Kelley and I work together with a wide variety of students with language, social communication and social behavioral needs and this topic is ongoing for all of these students. In addition, I work with many students with language impairments that have difficulty describing feelings as it relates to others or characters in stories that are read and heard as well as in their own oral and written expression. So, in addition to the groups that we teach together, I have been working on this skill with ALL of my groups. I even managed to incorporate many articulation goals with this lesson, here's how I did it....
We started in our social groups and speech/language groups reading these stories:
The Way I Feel was great with ALL of our young age groups (3 year olds-2nd grade students). It was easy to modify the language throughout the story and match emotions pictures. Today I Feel Silly & Other Moods That Make My Day was was great for students Kindergarten through 2nd grade because it had more words and more details in the pictures throughout the story. How Are You Peeling? Foods with Moods was a little too "abstract" for my younger students to recognize the feelings or emotions depicted in the photos, but it was great for my 1st and 2nd grade students. While we read each of these books, we had the Emotions Cue Card handy to match feelings from the book to the photos on the cue card. Additionally, I collected many other Emotions Photos to match feelings and emotions throughout these stories. Several of our students have difficulty understanding and seeing that people depict similar emotions in slightly different ways, so we wanted to offer a variety "faces" for our students to help them see and understand the similarities/differences between faces and feelings. Here is one page of the Emotions Photos that I used for my students to match and describe emotions.
This Emotions Photos document is 4 pages of photos depicting Happy, Sad, Mad/Frustrated, Calm, Scared and Tired. You can grab it here. I turned these photos into cards by cutting the pictures out and laminating them onto large index cards.
While reading all of the Feelings books, we targeted goals such as Answering Basic Questions, Describing details in pictures and using Inference to determine the character's feelings. Each time we read the books, we used the Emotions Photos to match the feelings of the characters. For students in articulation therapy, we continued to use these books and activities and were able to focus on phonemes such as /f, s, sm, sk, l/ to name a few.

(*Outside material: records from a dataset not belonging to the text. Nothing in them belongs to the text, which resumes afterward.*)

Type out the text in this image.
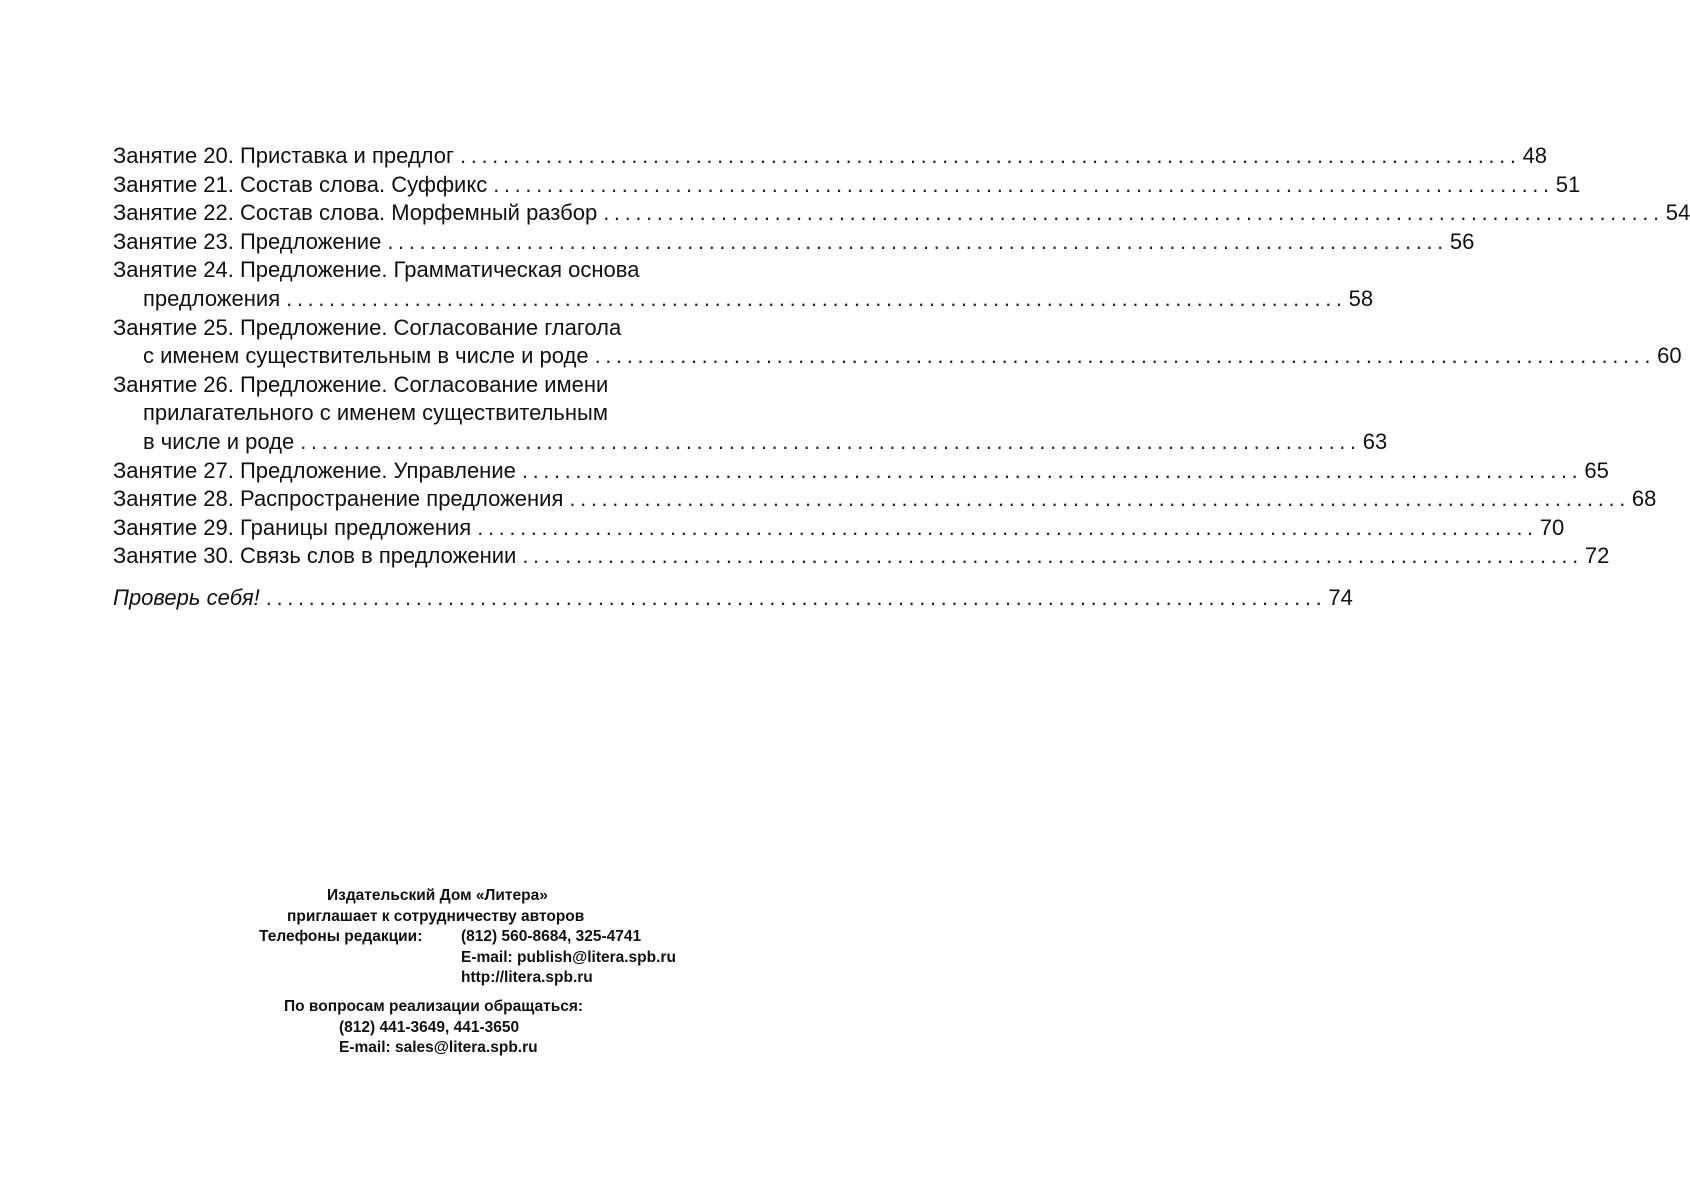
Занятие 20. Приставка и предлог ................................................................................................... 48
Занятие 21. Состав слова. Суффикс ................................................................................................... 51
Занятие 22. Состав слова. Морфемный разбор ................................................................................................... 54
Занятие 23. Предложение ................................................................................................... 56
Занятие 24. Предложение. Грамматическая основа
предложения ................................................................................................... 58
Занятие 25. Предложение. Согласование глагола
с именем существительным в числе и роде ................................................................................................... 60
Занятие 26. Предложение. Согласование имени
прилагательного с именем существительным
в числе и роде ................................................................................................... 63
Занятие 27. Предложение. Управление ................................................................................................... 65
Занятие 28. Распространение предложения ................................................................................................... 68
Занятие 29. Границы предложения ................................................................................................... 70
Занятие 30. Связь слов в предложении ................................................................................................... 72
Проверь себя! ................................................................................................... 74
Издательский Дом «Литера»
приглашает к сотрудничеству авторов
Телефоны редакции: (812) 560-8684, 325-4741
E-mail: publish@litera.spb.ru
http://litera.spb.ru
По вопросам реализации обращаться:
(812) 441-3649, 441-3650
E-mail: sales@litera.spb.ru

After reading each of the stories (over 2-3 sessions), we started making our own book of feelings. With our young kindergarten group, we have several students with low receptive/expressive language skills and poor social communication skills. In this group, we have targeted each emotion in our own book in 1-2 sessions. We started each "emotion exploration" using a computer software program called Faceland.
We LOVE this program because it teaches the students what "clues" to look for on faces to determine the emotion. Each new emotion that is taught is broken into 2-3 facial cues from the eyebrows/forehead, eyes, and mouth. This program also allows the students to see the same emotion depicted in slightly different ways between different people. There are also questions that it asks, and the students have to match the situation to the emotion. For our young students, we often have to act/draw out these questions to help them understand; however, it really helps them learn the feelings. There are even follow up games that go along with each emotion, so it is very engaging!
After going through Faceland, we started making our own book called "My Book of Feelings". Here are some sample pages from this book:
We took pictures of our students depicting the emotion that was stated on each page. This was easiest to do during our Faceland activities for some of our students. Others just needed the Emotions Cue Card or Emotion Photos and a mirror to match their own faces to the feelings. Some students enjoyed taking their picture using the iPad with the camera in "reverse" mode so that they could see themselves making the faces. Still, some of our youngest students (3 year olds) had a hard time making the faces that they were not feeling in the moment, so we improvised by using other pictures or catching them in the act! Needless to say, this was one of the most fun parts of the activity, and all of our students LOVE seeing pictures of themselves in their own books! Here is how one turned out!
Our students with expressive language impairments had some difficulty independently coming up with "things that make me feel ___" so I created a document with pictures for the kids to choose from. A sample of this document is pictured, but you can grab the entire document HERE.
We also found that different students had different feelings about the pictures offered. For example, one of our students feels HAPPY when tying her shoes but another said that this made him feel FRUSTRATED because it was hard for him.
For our youngegst students, we also used the Emotions Photos cards to discuss Similarities and Differences and the "I Feel __ When" cards to Categorize emotions. For our older students in speech/language therapy, we continued expanding this lesson by coming up with synonyms for the feeling words and using them to re-tell or create stories of our own. In their Book of Feelings, we made it harder by having them expand their own stories with their personal experiences.
This has been a great activity for ALL of our students. We have had the opportunity to learn so much about them and they have really improved their ability to describe their feelings and the feelings of others. AND, they will be able to share their books with their families for ongoing conversations at home!
We hope you find these activities useful with the speech, language, and social communication needs of your students! We'd love to know How You Feel about these activities and how we can make them even better!